Running anacron via cron
Sometimes it’s desirable to run anacron via cron. This may seem like an odd choice; after all, if cron is unreliable because the computer is often powered off or in sleep mode, why use cron to run anacron jobs? There are several reasons why this approach is desirable. One is that the computer might not be powered down regularly — it might be in sleep mode rather than off or it might be shut down at irregular intervals. Another reason to use cron is to run anacron jobs at particular times, such as during an office worker’s lunch break.
To run anacron via cron, you must create a custom cron job. You would most likely begin by editing the /etc/crontab file, as described earlier, to remove the normal cron entries for the tasks that anacron will perform. You would then create an /etc/crontab entry to run anacron:
00 12 * * * root /usr/sbin/anacron
The /etc/crontab file’s entries consist of a five-field time specifier, the username that’s to run the process, and the command to run. Normally, you’ll specify root as the user and anacron (possibly including its path) as the command.
The time specification consists of the minute, the hour (in 24-hour format), the day of the month, the month, and the day of the week. An asterisk (*) in any field means that any time matches. Thus, the preceding example runs anacron at 12:00 noon every day. You can use more complex specifications, using comma-separated lists, dash-separated ranges, and slash-specified repeating intervals. For instance:
00 */3 * 1-11 1,2,3,4,5 root anacron
This entry runs anacron every third hour (*/3), January through November (1-11), on every weekday (1,2,3,4,5; for the day of the week, 0 and 7 both refer to Sunday and 1 through 6 refer to Monday through Saturday). Because this entry specifies January through November, anacron won’t run at all in December. Chances are an entry like this won’t be very practical, though; it simply demonstrates some of the tools available for specifying times in cron.

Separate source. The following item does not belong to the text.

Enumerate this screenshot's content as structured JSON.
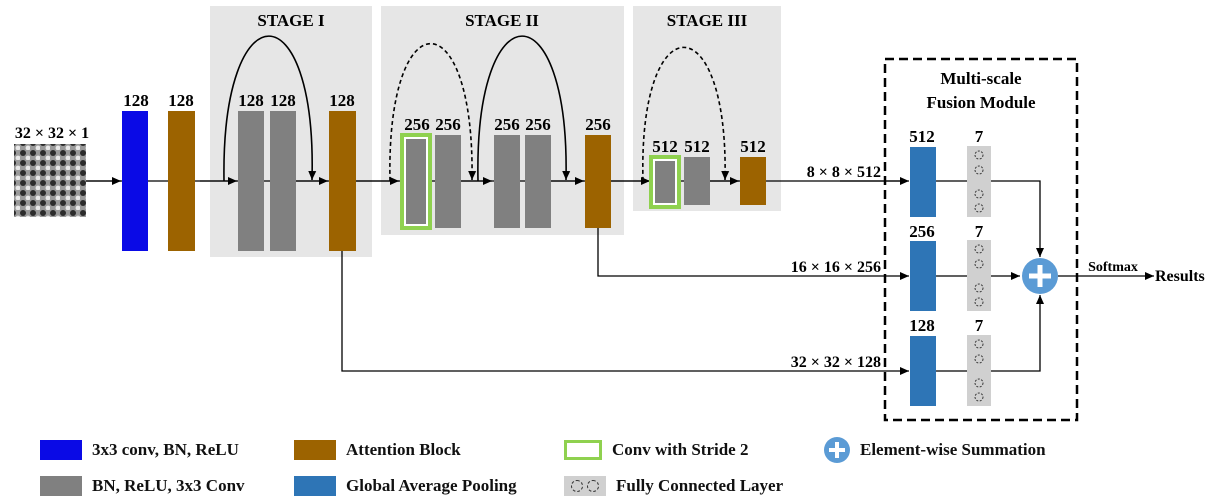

When running anacron via cron, chances are you’ll use short delay times in your /etc/anacrontab file. You’ll probably want to run anacron at least once a day, and perhaps more often, depending on the computer’s use patterns — more frequent runs make sense if the computer is likely to be shut down or put into sleep mode frequently. Running anacron several times a day isn’t normally a problem; anacron will run its jobs the first time it runs, provided the system isn’t shut down before an anacron job’s delay time. On subsequent runs, anacron will quickly determine that it needn’t do anything, so the impact on system performance will be trivial.
With the basics of anacron configuration under your belt, you should be able to ensure that vital, regular maintenance tasks are performed even on desktop systems and laptops that are frequently powered down when Linux traditionally runs cron jobs. You may want to experiment with different methods of running anacron to discover what works best for you, with minimal disruption to your use of the computer.